A.: Die Hürde ist in einer leicht modifizierten Variante enthalten. Es wird der alte Ansatz bekräftigt, dass die Mitgliedsstaaten national eine Hürde festlegen können, die nicht größer als fünf Prozent sein sollte. Dieser Ansatz wird jetzt ergänzt um die verbindliche Regelung, dass die Mitgliedsländer, die ein Listenwahlrecht haben und zugleich Wahlkreise, in denen mehr als 35 Abgeordnete gewählt werden, eine Hürde einführen müssen. Diese Hürde soll nach Beschlusslage des EU-Rates nicht kleiner als zwei und nicht höher als fünf Prozent sein. Letztlich geht es nicht um die „technischen Details“ dieser Hürde, sondern es ist offensichtlich, dass die EU und das Europawahlrecht für parteipolitisches Kalkül instrumentalisiert werden sollen. Es war vor allem Deutschland, das auf eine Hürde gedrängt hatte. Wie auch im EP deutsche Abgeordnete von CDU/CSU und SPD. Im Februar 2014, kurz vor der letzten Europawahl, hatte das Bundesverfassungsgericht die Sperrklausel für die Wahl zum Europaparlament gekippt; auch die LINKE hatte diese Entscheidung ausdrücklich begrüßt.
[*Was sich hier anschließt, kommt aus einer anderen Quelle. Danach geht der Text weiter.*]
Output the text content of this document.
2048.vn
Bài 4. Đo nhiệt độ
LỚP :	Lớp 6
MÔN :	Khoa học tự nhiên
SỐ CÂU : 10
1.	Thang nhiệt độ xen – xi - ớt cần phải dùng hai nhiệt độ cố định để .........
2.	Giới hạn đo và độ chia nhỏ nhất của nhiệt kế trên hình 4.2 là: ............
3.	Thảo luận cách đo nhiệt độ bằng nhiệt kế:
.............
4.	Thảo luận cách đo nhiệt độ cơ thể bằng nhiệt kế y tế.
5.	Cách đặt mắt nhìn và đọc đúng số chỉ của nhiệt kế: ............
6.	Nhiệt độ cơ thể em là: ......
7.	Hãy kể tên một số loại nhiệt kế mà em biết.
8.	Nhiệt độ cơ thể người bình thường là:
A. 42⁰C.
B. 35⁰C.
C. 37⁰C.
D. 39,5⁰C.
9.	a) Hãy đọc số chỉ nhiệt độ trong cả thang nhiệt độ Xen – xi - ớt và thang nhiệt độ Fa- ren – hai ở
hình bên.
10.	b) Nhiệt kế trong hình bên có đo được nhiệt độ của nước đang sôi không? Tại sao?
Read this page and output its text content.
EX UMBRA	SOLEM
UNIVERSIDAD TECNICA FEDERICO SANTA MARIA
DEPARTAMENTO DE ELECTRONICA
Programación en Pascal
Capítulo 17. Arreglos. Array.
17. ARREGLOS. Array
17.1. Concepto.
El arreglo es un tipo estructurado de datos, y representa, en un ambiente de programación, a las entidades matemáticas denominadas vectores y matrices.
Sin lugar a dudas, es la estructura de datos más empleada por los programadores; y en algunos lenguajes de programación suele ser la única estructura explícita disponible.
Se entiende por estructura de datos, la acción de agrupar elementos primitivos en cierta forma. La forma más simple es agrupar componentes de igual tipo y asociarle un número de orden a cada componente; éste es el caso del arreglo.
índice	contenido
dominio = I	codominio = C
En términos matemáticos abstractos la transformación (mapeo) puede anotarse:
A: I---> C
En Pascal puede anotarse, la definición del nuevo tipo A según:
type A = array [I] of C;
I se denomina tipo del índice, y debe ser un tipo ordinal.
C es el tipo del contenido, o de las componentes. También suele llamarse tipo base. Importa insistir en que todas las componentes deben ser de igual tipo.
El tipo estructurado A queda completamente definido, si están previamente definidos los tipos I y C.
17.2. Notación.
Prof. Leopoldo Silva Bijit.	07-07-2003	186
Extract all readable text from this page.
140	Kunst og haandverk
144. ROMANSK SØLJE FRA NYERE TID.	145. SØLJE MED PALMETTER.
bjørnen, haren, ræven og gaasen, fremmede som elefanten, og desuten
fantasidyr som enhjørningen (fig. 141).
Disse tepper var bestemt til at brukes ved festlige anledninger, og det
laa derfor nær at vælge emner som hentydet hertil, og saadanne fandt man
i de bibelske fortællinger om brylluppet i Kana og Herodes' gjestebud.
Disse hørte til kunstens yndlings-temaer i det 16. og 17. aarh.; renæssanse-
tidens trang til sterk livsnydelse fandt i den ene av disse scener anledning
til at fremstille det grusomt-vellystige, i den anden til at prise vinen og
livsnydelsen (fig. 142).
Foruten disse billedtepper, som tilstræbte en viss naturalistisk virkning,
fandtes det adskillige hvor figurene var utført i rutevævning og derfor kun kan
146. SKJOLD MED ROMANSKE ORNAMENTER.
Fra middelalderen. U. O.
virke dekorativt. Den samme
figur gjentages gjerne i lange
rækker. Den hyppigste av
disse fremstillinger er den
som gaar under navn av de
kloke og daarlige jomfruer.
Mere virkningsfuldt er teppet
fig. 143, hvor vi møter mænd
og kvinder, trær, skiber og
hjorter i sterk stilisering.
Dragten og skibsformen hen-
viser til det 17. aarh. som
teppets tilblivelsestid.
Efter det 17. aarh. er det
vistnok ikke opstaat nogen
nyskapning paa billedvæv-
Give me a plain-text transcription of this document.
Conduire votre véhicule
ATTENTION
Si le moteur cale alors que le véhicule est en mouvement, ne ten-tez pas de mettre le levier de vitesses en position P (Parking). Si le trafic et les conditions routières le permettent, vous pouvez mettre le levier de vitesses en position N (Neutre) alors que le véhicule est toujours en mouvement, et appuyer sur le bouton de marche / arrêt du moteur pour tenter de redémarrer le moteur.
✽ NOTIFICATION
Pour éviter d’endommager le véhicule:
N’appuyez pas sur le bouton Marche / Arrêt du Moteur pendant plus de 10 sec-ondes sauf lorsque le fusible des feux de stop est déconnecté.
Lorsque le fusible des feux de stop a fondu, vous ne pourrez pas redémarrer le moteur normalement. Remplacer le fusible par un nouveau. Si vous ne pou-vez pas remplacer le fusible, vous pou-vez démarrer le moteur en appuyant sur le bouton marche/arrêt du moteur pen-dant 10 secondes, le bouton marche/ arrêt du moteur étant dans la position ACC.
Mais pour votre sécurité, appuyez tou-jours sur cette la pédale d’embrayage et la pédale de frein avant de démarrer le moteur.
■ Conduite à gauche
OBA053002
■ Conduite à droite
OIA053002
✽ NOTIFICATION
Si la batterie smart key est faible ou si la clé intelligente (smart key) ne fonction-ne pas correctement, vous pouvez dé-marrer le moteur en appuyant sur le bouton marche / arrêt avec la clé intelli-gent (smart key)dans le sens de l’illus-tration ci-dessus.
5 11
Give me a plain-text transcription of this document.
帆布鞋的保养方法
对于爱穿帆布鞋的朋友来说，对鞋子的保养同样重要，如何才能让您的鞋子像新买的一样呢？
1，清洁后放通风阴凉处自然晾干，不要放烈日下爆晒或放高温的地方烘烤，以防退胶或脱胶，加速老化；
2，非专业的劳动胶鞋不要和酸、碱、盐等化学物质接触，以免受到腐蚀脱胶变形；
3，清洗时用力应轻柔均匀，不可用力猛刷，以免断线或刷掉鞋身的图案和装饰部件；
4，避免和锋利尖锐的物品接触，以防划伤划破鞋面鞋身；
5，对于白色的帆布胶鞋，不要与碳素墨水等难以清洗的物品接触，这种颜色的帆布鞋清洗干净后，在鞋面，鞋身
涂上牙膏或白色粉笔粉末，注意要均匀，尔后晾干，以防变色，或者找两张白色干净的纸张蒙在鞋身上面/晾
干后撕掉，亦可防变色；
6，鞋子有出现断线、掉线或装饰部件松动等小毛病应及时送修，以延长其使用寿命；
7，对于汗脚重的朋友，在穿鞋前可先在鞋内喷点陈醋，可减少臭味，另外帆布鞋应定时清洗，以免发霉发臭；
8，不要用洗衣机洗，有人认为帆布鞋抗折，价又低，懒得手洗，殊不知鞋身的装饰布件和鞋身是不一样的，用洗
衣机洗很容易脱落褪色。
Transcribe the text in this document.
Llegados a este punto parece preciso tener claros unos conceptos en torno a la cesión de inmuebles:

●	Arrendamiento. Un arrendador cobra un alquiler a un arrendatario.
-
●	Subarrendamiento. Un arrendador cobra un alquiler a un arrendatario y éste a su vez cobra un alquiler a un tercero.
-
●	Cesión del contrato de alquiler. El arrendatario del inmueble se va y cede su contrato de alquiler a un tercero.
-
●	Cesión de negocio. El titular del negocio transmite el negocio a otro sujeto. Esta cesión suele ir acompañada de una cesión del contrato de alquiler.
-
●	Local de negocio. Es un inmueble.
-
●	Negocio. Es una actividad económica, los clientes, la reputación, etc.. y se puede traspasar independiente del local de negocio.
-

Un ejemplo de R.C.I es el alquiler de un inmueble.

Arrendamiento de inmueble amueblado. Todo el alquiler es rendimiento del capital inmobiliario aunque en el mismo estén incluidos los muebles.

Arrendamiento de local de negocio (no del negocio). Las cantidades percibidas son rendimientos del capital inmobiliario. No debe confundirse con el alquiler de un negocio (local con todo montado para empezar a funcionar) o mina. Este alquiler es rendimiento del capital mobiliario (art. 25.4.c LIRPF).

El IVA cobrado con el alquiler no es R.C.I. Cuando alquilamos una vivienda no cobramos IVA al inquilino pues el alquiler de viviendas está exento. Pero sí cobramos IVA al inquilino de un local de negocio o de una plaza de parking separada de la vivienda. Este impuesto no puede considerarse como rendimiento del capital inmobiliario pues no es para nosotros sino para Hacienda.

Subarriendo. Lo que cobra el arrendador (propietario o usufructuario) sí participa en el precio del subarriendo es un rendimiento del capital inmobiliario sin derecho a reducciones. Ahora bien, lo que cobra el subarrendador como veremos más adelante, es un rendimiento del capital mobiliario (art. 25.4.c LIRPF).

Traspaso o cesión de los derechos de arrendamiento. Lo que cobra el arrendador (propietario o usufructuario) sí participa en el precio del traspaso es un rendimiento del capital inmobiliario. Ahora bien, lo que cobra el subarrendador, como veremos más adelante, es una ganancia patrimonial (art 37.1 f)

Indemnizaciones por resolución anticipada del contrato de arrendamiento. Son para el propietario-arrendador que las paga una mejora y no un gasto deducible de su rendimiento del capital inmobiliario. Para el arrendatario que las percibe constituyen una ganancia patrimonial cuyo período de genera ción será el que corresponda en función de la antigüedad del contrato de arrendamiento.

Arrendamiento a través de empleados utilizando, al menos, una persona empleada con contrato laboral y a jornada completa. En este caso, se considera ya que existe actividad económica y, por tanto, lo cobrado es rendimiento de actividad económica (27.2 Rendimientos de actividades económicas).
Bekannt ist, dass sich gerade Union und SPD von einer angestrebten 2-Prozent-Hürde in der Bundesrepublik versprechen, zwar noch CSU-Abgeordnete „nach Europa“ zu bringen, die Vertreter*innen kleinerer Parteien aber außen vor zu lassen. Der Einzug der AfD in den Bundestag und die damit einhergehende Veränderung der Parteienlandschaft auch in Deutschland macht doch erst recht so demokratisch wie mögliche Zugänge zur Willensbildung auch in der repräsentativen Demokratie notwendig. Ich finde, dass jetzt im EU-Ratsdokument “von oben” definierte Ansinnen widerspricht der Europäischen Idee und erweist der von nahezu allen Parteien erhobenen Forderung nach mehr Demokratie in Europa einen Bärendienst.